Johannes Mayer
On Quality Improvement of Scientific Software
Theory, Methods, and Application in the GeoStoch Development
Tenea Verlag, Berlin, 2005
br., 237 S., zahlr. sw-Abb.,
ISBN 3-86504-146-9
25 EUR

Homepage zu diesem Buch beim Tenea Verlag

Scientific software, i.e. software developed in a scientific environment, is often subject to adhoc programming. Assume, someone wants to verify a new theory or hypothesis and makes an implementation. Reuse is often not possible. Therefore, these developments tend to "reinvent the wheel". How to avoid this? Using a common library and extending it may be a first step towards reuse—given that certain rules are followed to ensure consistency. This, however, does not work for graphical user interfaces (GUIs). However, the plug-in concept—well-known from Internet browsers—can be employed to make a lot of aspects of GUIs independently extensible. A design pattern for the easy application of the plug-in concept is presented. Furthermore, the plug-in concept is also applied to the architecture of applications and, in particular, GUIs. A number of design patterns are given to model many GUI elements using plug-ins. Frameworks for the application of the plug-in concept are given for the general case and also for GUIs. This approach and the frameworks have successfully been applied to the GUI developed in the GeoStoch project. The big advantage of this approach is that plug-ins can be added without modifying already existing code. Therefore, this methodology also allows less experienced users—the usual case in scientific software development—to extend GUIs, which is commonly restricted to those who developed it or is otherwise a very time consuming task.

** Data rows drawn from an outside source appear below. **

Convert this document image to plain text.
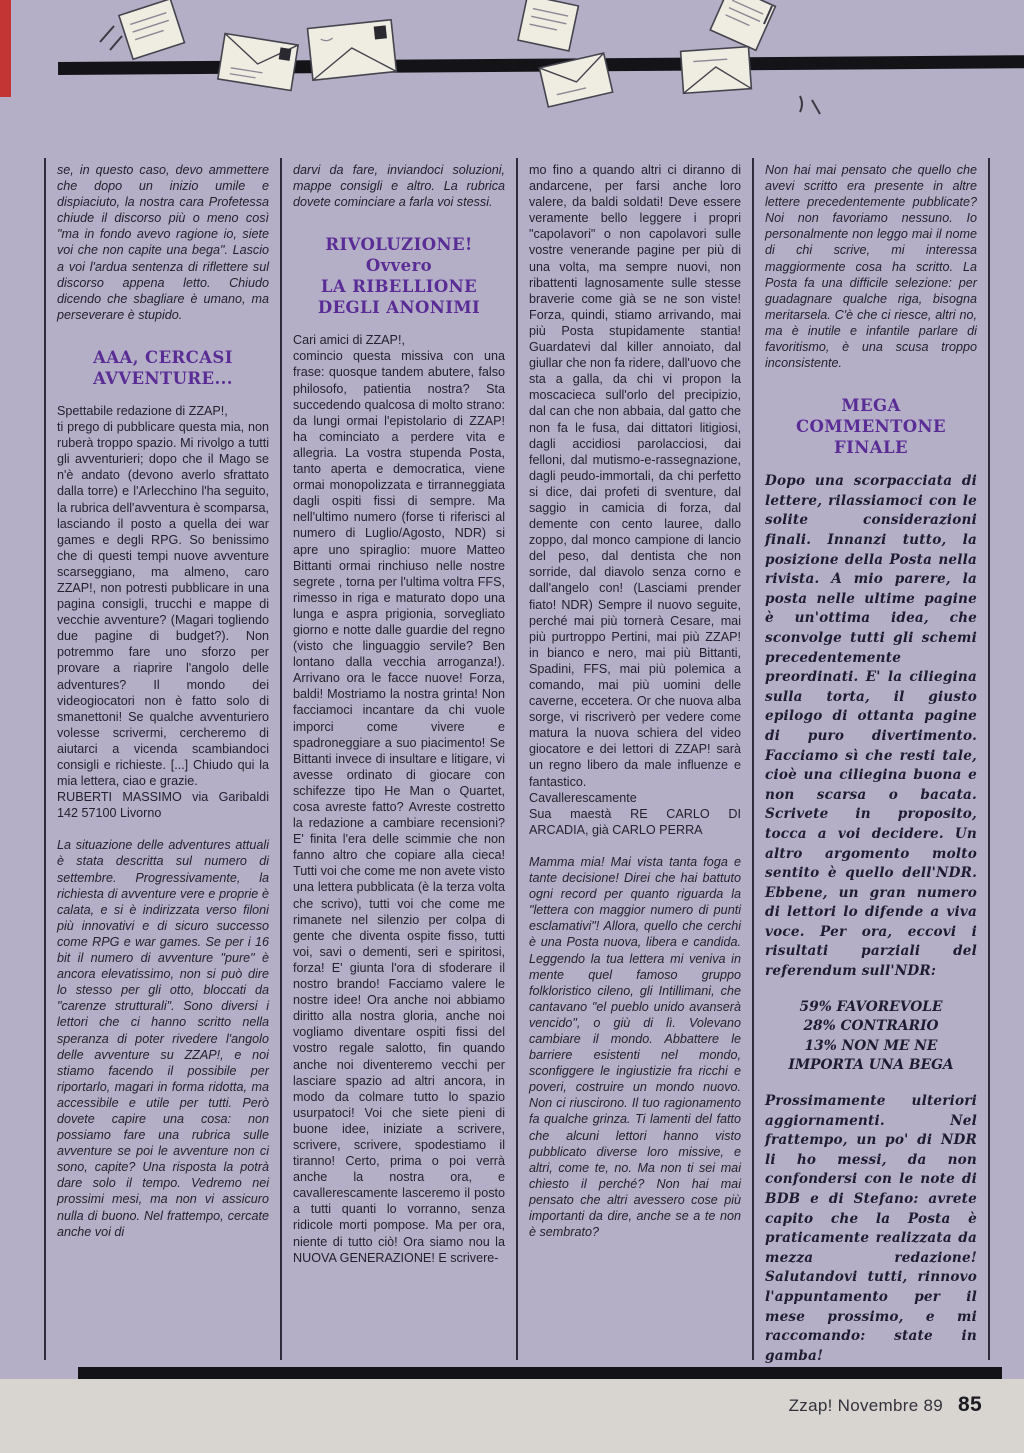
se, in questo caso, devo ammettere che dopo un inizio umile e dispiaciuto, la nostra cara Profetessa chiude il discorso più o meno così "ma in fondo avevo ragione io, siete voi che non capite una bega". Lascio a voi l'ardua sentenza di riflettere sul discorso appena letto. Chiudo dicendo che sbagliare è umano, ma perseverare è stupido.

AAA, CERCASI AVVENTURE...

Spettabile redazione di ZZAP!,

ti prego di pubblicare questa mia, non ruberà troppo spazio. Mi rivolgo a tutti gli avventurieri; dopo che il Mago se n'è andato (devono averlo sfrattato dalla torre) e l'Arlecchino l'ha seguito, la rubrica dell'avventura è scomparsa, lasciando il posto a quella dei war games e degli RPG. So benissimo che di questi tempi nuove avventure scarseggiano, ma almeno, caro ZZAP!, non potresti pubblicare in una pagina consigli, trucchi e mappe di vecchie avventure? (Magari togliendo due pagine di budget?). Non potremmo fare uno sforzo per provare a riaprire l'angolo delle adventures? Il mondo dei videogiocatori non è fatto solo di smanettoni! Se qualche avventuriero volesse scrivermi, cercheremo di aiutarci a vicenda scambiandoci consigli e richieste. [...] Chiudo qui la mia lettera, ciao e grazie.

RUBERTI MASSIMO via Garibaldi 142 57100 Livorno

La situazione delle adventures attuali è stata descritta sul numero di settembre. Progressivamente, la richiesta di avventure vere e proprie è calata, e si è indirizzata verso filoni più innovativi e di sicuro successo come RPG e war games. Se per i 16 bit il numero di avventure "pure" è ancora elevatissimo, non si può dire lo stesso per gli otto, bloccati da "carenze strutturali". Sono diversi i lettori che ci hanno scritto nella speranza di poter rivedere l'angolo delle avventure su ZZAP!, e noi stiamo facendo il possibile per riportarlo, magari in forma ridotta, ma accessibile e utile per tutti. Però dovete capire una cosa: non possiamo fare una rubrica sulle avventure se poi le avventure non ci sono, capite? Una risposta la potrà dare solo il tempo. Vedremo nei prossimi mesi, ma non vi assicuro nulla di buono. Nel frattempo, cercate anche voi di

darvi da fare, inviandoci soluzioni, mappe consigli e altro. La rubrica dovete cominciare a farla voi stessi.

RIVOLUZIONE!
Ovvero
LA RIBELLIONE DEGLI ANONIMI

Cari amici di ZZAP!,

comincio questa missiva con una frase: quosque tandem abutere, falso philosofo, patientia nostra? Sta succedendo qualcosa di molto strano: da lungi ormai l'epistolario di ZZAP! ha cominciato a perdere vita e allegria. La vostra stupenda Posta, tanto aperta e democratica, viene ormai monopolizzata e tirranneggiata dagli ospiti fissi di sempre. Ma nell'ultimo numero (forse ti riferisci al numero di Luglio/Agosto, NDR) si apre uno spiraglio: muore Matteo Bittanti ormai rinchiuso nelle nostre segrete , torna per l'ultima voltra FFS, rimesso in riga e maturato dopo una lunga e aspra prigionia, sorvegliato giorno e notte dalle guardie del regno (visto che linguaggio servile? Ben lontano dalla vecchia arroganza!). Arrivano ora le facce nuove! Forza, baldi! Mostriamo la nostra grinta! Non facciamoci incantare da chi vuole imporci come vivere e spadroneggiare a suo piacimento! Se Bittanti invece di insultare e litigare, vi avesse ordinato di giocare con schifezze tipo He Man o Quartet, cosa avreste fatto? Avreste costretto la redazione a cambiare recensioni? E' finita l'era delle scimmie che non fanno altro che copiare alla cieca! Tutti voi che come me non avete visto una lettera pubblicata (è la terza volta che scrivo), tutti voi che come me rimanete nel silenzio per colpa di gente che diventa ospite fisso, tutti voi, savi o dementi, seri e spiritosi, forza! E' giunta l'ora di sfoderare il nostro brando! Facciamo valere le nostre idee! Ora anche noi abbiamo diritto alla nostra gloria, anche noi vogliamo diventare ospiti fissi del vostro regale salotto, fin quando anche noi diventeremo vecchi per lasciare spazio ad altri ancora, in modo da colmare tutto lo spazio usurpatoci! Voi che siete pieni di buone idee, iniziate a scrivere, scrivere, scrivere, spodestiamo il tiranno! Certo, prima o poi verrà anche la nostra ora, e cavallerescamente lasceremo il posto a tutti quanti lo vorranno, senza ridicole morti pompose. Ma per ora, niente di tutto ciò! Ora siamo nou la NUOVA GENERAZIONE! E scrivere-

mo fino a quando altri ci diranno di andarcene, per farsi anche loro valere, da baldi soldati! Deve essere veramente bello leggere i propri "capolavori" o non capolavori sulle vostre venerande pagine per più di una volta, ma sempre nuovi, non ribattenti lagnosamente sulle stesse braverie come già se ne son viste! Forza, quindi, stiamo arrivando, mai più Posta stupidamente stantia! Guardatevi dal killer annoiato, dal giullar che non fa ridere, dall'uovo che sta a galla, da chi vi propon la moscacieca sull'orlo del precipizio, dal can che non abbaia, dal gatto che non fa le fusa, dai dittatori litigiosi, dagli accidiosi parolacciosi, dai felloni, dal mutismo-e-rassegnazione, dagli peudo-immortali, da chi perfetto si dice, dai profeti di sventure, dal saggio in camicia di forza, dal demente con cento lauree, dallo zoppo, dal monco campione di lancio del peso, dal dentista che non sorride, dal diavolo senza corno e dall'angelo con! (Lasciami prender fiato! NDR) Sempre il nuovo seguite, perché mai più tornerà Cesare, mai più purtroppo Pertini, mai più ZZAP! in bianco e nero, mai più Bittanti, Spadini, FFS, mai più polemica a comando, mai più uomini delle caverne, eccetera. Or che nuova alba sorge, vi riscriverò per vedere come matura la nuova schiera del video giocatore e dei lettori di ZZAP! sarà un regno libero da male influenze e fantastico.

Cavallerescamente

Sua maestà RE CARLO DI ARCADIA, già CARLO PERRA

Mamma mia! Mai vista tanta foga e tante decisione! Direi che hai battuto ogni record per quanto riguarda la "lettera con maggior numero di punti esclamativi"! Allora, quello che cerchi è una Posta nuova, libera e candida. Leggendo la tua lettera mi veniva in mente quel famoso gruppo folkloristico cileno, gli Intillimani, che cantavano "el pueblo unido avanserà vencido", o giù di lì. Volevano cambiare il mondo. Abbattere le barriere esistenti nel mondo, sconfiggere le ingiustizie fra ricchi e poveri, costruire un mondo nuovo. Non ci riuscirono. Il tuo ragionamento fa qualche grinza. Ti lamenti del fatto che alcuni lettori hanno visto pubblicato diverse loro missive, e altri, come te, no. Ma non ti sei mai chiesto il perché? Non hai mai pensato che altri avessero cose più importanti da dire, anche se a te non è sembrato?

Non hai mai pensato che quello che avevi scritto era presente in altre lettere precedentemente pubblicate? Noi non favoriamo nessuno. Io personalmente non leggo mai il nome di chi scrive, mi interessa maggiormente cosa ha scritto. La Posta fa una difficile selezione: per guadagnare qualche riga, bisogna meritarsela. C'è che ci riesce, altri no, ma è inutile e infantile parlare di favoritismo, è una scusa troppo inconsistente.

MEGA COMMENTONE FINALE

Dopo una scorpacciata di lettere, rilassiamoci con le solite considerazioni finali. Innanzi tutto, la posizione della Posta nella rivista. A mio parere, la posta nelle ultime pagine è un'ottima idea, che sconvolge tutti gli schemi precedentemente preordinati. E' la ciliegina sulla torta, il giusto epilogo di ottanta pagine di puro divertimento. Facciamo sì che resti tale, cioè una ciliegina buona e non scarsa o bacata. Scrivete in proposito, tocca a voi decidere. Un altro argomento molto sentito è quello dell'NDR. Ebbene, un gran numero di lettori lo difende a viva voce. Per ora, eccovi i risultati parziali del referendum sull'NDR:

59% FAVOREVOLE
28% CONTRARIO
13% NON ME NE IMPORTA UNA BEGA

Prossimamente ulteriori aggiornamenti. Nel frattempo, un po' di NDR li ho messi, da non confondersi con le note di BDB e di Stefano: avrete capito che la Posta è praticamente realizzata da mezza redazione! Salutandovi tutti, rinnovo l'appuntamento per il mese prossimo, e mi raccomando: state in gamba!

Zzap! Novembre 89 85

The only requirement is that the plug-ins are well structured in packages. In addition, existing plug-ins can be used as examples for self developed extensions. The core of the GeoStoch GUI is very small. Thus, nearly everything is a plug-in. Deployment is also possible by the end-user in a plug-in-based application in contrast to component-based applications. This gives more flexibility to deploy applications incrementally.

About the author
Johannes Mayer works as a lecturer at Ulm University, Germany. Furthermore, he teaches at the University of Applied Sciences Furtwangen and the Technical Academy Esslingen (TAE) both for academia and industry. He earned a doctoral degree for his work on software quality improvement in the field of scientific software. He received one of the dissertation awards by Ulm University's society in 2005.